Gartner notes that “When COVID-19 hit, organizations using traditional analytics techniques that rely heavily on large amounts of historical data realized one important thing: Many of these models are no longer relevant.”
As a result, 2021 has seen more changes to data analytics practices and tactics than ever, which are likely to continue to evolve into 2022.
Table of Contents
1. The rise of the data lakehouse
Up until recently, enterprises included both data lakes, which are a low-cost way to store data, and data warehouses, which structure data for swift responses to queries, in their data and analytics ecosystems. Data pipelines draw data from the data lake for batch loading to the data warehouse.
But a new trend is appearing of using a single unit for both purposes. Some data warehouses have begun separating costs for storage and computing, so storing data in a warehouse is no longer so expensive. At the same time, some data lakes started adding support for SQL analytics.
The new “data lakehouse” offers inexpensive data storage together with data structures and management features, so when choosing between data warehouses like Bigquery vs Redshift, for example, you’ll also want to think about how much you want to separate the twin tasks of data storage and data management.
2. Metadata enters the spotlight
As datasets become larger, and the questions that data is expected to answer become more complex and more urgent, context becomes even more important. Enterprise stakeholders need to know where data is coming from, what column names mean, and how data interrelates with other data points, increasing the demand for accurate and up-to-date metadata.
While metadata is crucial for accurate analytics, the challenge of keeping it organized is real. Data science teams need to curate metadata without slowing down operations, so users can still send and receive answers to queries at high speeds. As a result, new solutions are focusing on bringing automation and smart processes to metadata as well.
3. Data quality takes a step forward
As datasets grow bigger and data sources become more disparate, the challenge of ensuring data quality looms larger. Businesses are discovering new ways to improve the quality of their data so as to ensure that end users can trust the insights they generate.

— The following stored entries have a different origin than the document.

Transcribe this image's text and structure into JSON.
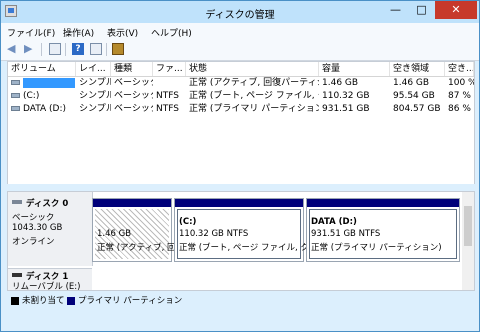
{
  "window": {
    "title": "ディスクの管理",
    "controls": {
      "minimize": "—",
      "maximize": "□",
      "close": "✕"
    }
  },
  "menu": [
    "ファイル(F)",
    "操作(A)",
    "表示(V)",
    "ヘルプ(H)"
  ],
  "toolbar": {
    "help": "?"
  },
  "columns": [
    "ボリューム",
    "レイ...",
    "種類",
    "ファ...",
    "状態",
    "容量",
    "空き領域",
    "空き..."
  ],
  "rows": [
    {
      "volume": "",
      "layout": "シンプル",
      "type": "ベーシック",
      "fs": "",
      "status": "正常 (アクティブ, 回復パーティシ...",
      "capacity": "1.46 GB",
      "free": "1.46 GB",
      "pct": "100 %"
    },
    {
      "volume": "(C:)",
      "layout": "シンプル",
      "type": "ベーシック",
      "fs": "NTFS",
      "status": "正常 (ブート, ページ ファイル, ク...",
      "capacity": "110.32 GB",
      "free": "95.54 GB",
      "pct": "87 %"
    },
    {
      "volume": "DATA (D:)",
      "layout": "シンプル",
      "type": "ベーシック",
      "fs": "NTFS",
      "status": "正常 (プライマリ パーティション)",
      "capacity": "931.51 GB",
      "free": "804.57 GB",
      "pct": "86 %"
    }
  ],
  "disk0": {
    "name": "ディスク 0",
    "type": "ベーシック",
    "size": "1043.30 GB",
    "state": "オンライン",
    "partitions": [
      {
        "label": "",
        "size": "1.46 GB",
        "status": "正常 (アクティブ, 回"
      },
      {
        "label": "(C:)",
        "size": "110.32 GB NTFS",
        "status": "正常 (ブート, ページ ファイル, クラ"
      },
      {
        "label": "DATA  (D:)",
        "size": "931.51 GB NTFS",
        "status": "正常 (プライマリ パーティション)"
      }
    ]
  },
  "disk1": {
    "name": "ディスク 1",
    "type": "リムーバブル (E:)"
  },
  "legend": [
    {
      "label": "未割り当て",
      "color": "#000000"
    },
    {
      "label": "プライマリ パーティション",
      "color": "#00007a"
    }
  ]
}
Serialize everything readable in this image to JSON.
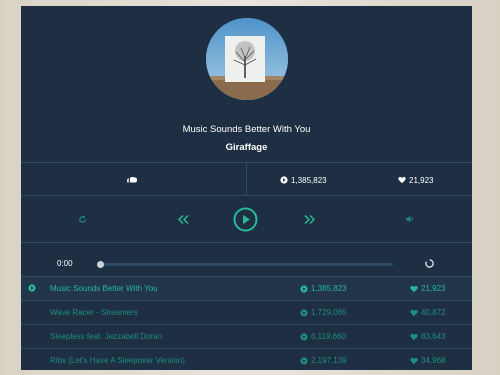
{
  "now_playing": {
    "title": "Music Sounds Better With You",
    "artist": "Giraffage",
    "plays": "1,385,823",
    "likes": "21,923"
  },
  "source_icon": "soundcloud-icon",
  "controls": {
    "repeat_icon": "repeat-icon",
    "previous_icon": "rewind-icon",
    "play_icon": "play-icon",
    "next_icon": "fast-forward-icon",
    "volume_icon": "volume-icon"
  },
  "progress": {
    "time": "0:00",
    "fraction": 0.0
  },
  "tracks": [
    {
      "title": "Music Sounds Better With You",
      "plays": "1,385,823",
      "likes": "21,923",
      "current": true
    },
    {
      "title": "Wave Racer - Streamers",
      "plays": "1,729,065",
      "likes": "40,872",
      "current": false
    },
    {
      "title": "Sleepless feat. Jezzabell Doran",
      "plays": "6,119,660",
      "likes": "83,643",
      "current": false
    },
    {
      "title": "Ribs (Let's Have A Sleepover Version)",
      "plays": "2,197,139",
      "likes": "34,968",
      "current": false
    }
  ],
  "colors": {
    "panel": "#1e2f43",
    "accent": "#26b99a",
    "divider": "#2f4d60"
  }
}
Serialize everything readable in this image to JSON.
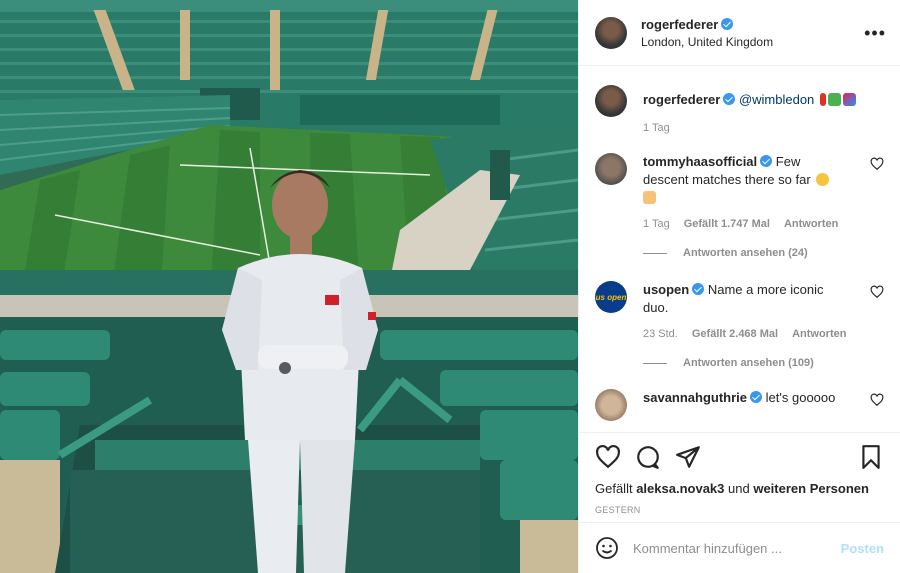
{
  "header": {
    "username": "rogerfederer",
    "location": "London, United Kingdom",
    "more_label": "•••"
  },
  "caption": {
    "username": "rogerfederer",
    "mention": "@wimbledon",
    "emojis": [
      "red-pin",
      "green-plant",
      "colored-flag"
    ],
    "time": "1 Tag"
  },
  "comments": [
    {
      "username": "tommyhaasofficial",
      "text_line1": "Few",
      "text_line2": "descent matches there so far",
      "time": "1 Tag",
      "likes": "Gefällt 1.747 Mal",
      "reply": "Antworten",
      "view_replies": "Antworten ansehen (24)"
    },
    {
      "username": "usopen",
      "avatar_text": "us open",
      "text_line1": "Name a more iconic",
      "text_line2": "duo.",
      "time": "23 Std.",
      "likes": "Gefällt 2.468 Mal",
      "reply": "Antworten",
      "view_replies": "Antworten ansehen (109)"
    },
    {
      "username": "savannahguthrie",
      "text": "let's gooooo"
    }
  ],
  "actions": {
    "liked_by_prefix": "Gefällt",
    "liked_by_user": "aleksa.novak3",
    "liked_by_connector": "und",
    "liked_by_rest": "weiteren Personen",
    "timestamp": "GESTERN"
  },
  "composer": {
    "placeholder": "Kommentar hinzufügen ...",
    "post_label": "Posten"
  },
  "colors": {
    "accent": "#3897f0",
    "post_disabled": "#b2dffc",
    "court_green": "#3c8a3c",
    "seats_green": "#2a7a63"
  }
}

New data quality steps include incorporating data profiling into data catalogs, instead of using it as a standalone component. Companies are also adopting data quality checks that pick up on anomalies in datasets before they continue through the data pipeline and skew the reports. At the moment these are mostly manual, but automated data quality rules based on trends in the data are on their way.
Finally, organizations are borrowing a trick from the unit testing frameworks used by software engineers and writing data quality tests into the data pipeline. These frameworks too can detect data quality issues before they undermine workflows.
4. Data and analytics systems embrace mix and match
Until recently, companies tended to use the same vendor for all their data analytics needs, using a single cohesive solution. But now they are breaking free from vendor lock-in and composing their own data analytics applications by borrowing components from different solutions.
Composable data and analytics promote collaboration between departments, open up access to data insights, and help organizations become more productive and agile.
5. Data draws closer to the edge
Stakeholders are constantly ramping up their demands for speed and accuracy from data analytics, pushing more data ecosystems towards edge computing. Enabled by 5G networks, data analysis tools are increasingly shifting away from traditional data centers and even from cloud environments, relocating to edge networks.
As they grow closer to physical assets, latency drops dramatically and analytics grows ever closer to real-time. Edge data analytics can open up access to data for different parts of the business, including situations where data privacy regulations prevent datasets from being removed from specific geography.
6. Big data goes small and wide
According to Gartner, the complete discombobulation of the pandemic forced companies to abandon their carefully-nurtured massive datasets and start again from scratch. It wasn’t possible to use data from the pre-COVID world to resolve post-COVID questions, so in place of long-gathered big data, enterprises switched focus to “small and wide” data.
Wide data means that small but highly varied (wide) structured and unstructured data sources are taken together to create a highly contextualized picture of business situations, helping increase accurate awareness of new problems. While small data is naturally more restricted in scope than big datasets, today’s analytics are still able to mine it for useful insights which are more accurate than outdated big data.
Big data analytics is growing up fast
Thanks partly to the pandemic, and partly to the natural evolution of new technology, data analytics are changing rapidly. 2021 can expect to see an ongoing shift from big to small and wide data, the adoption of edge data processing, composable data systems, metadata, and hybrid data storage and processing operations, as well as new tactics for data quality.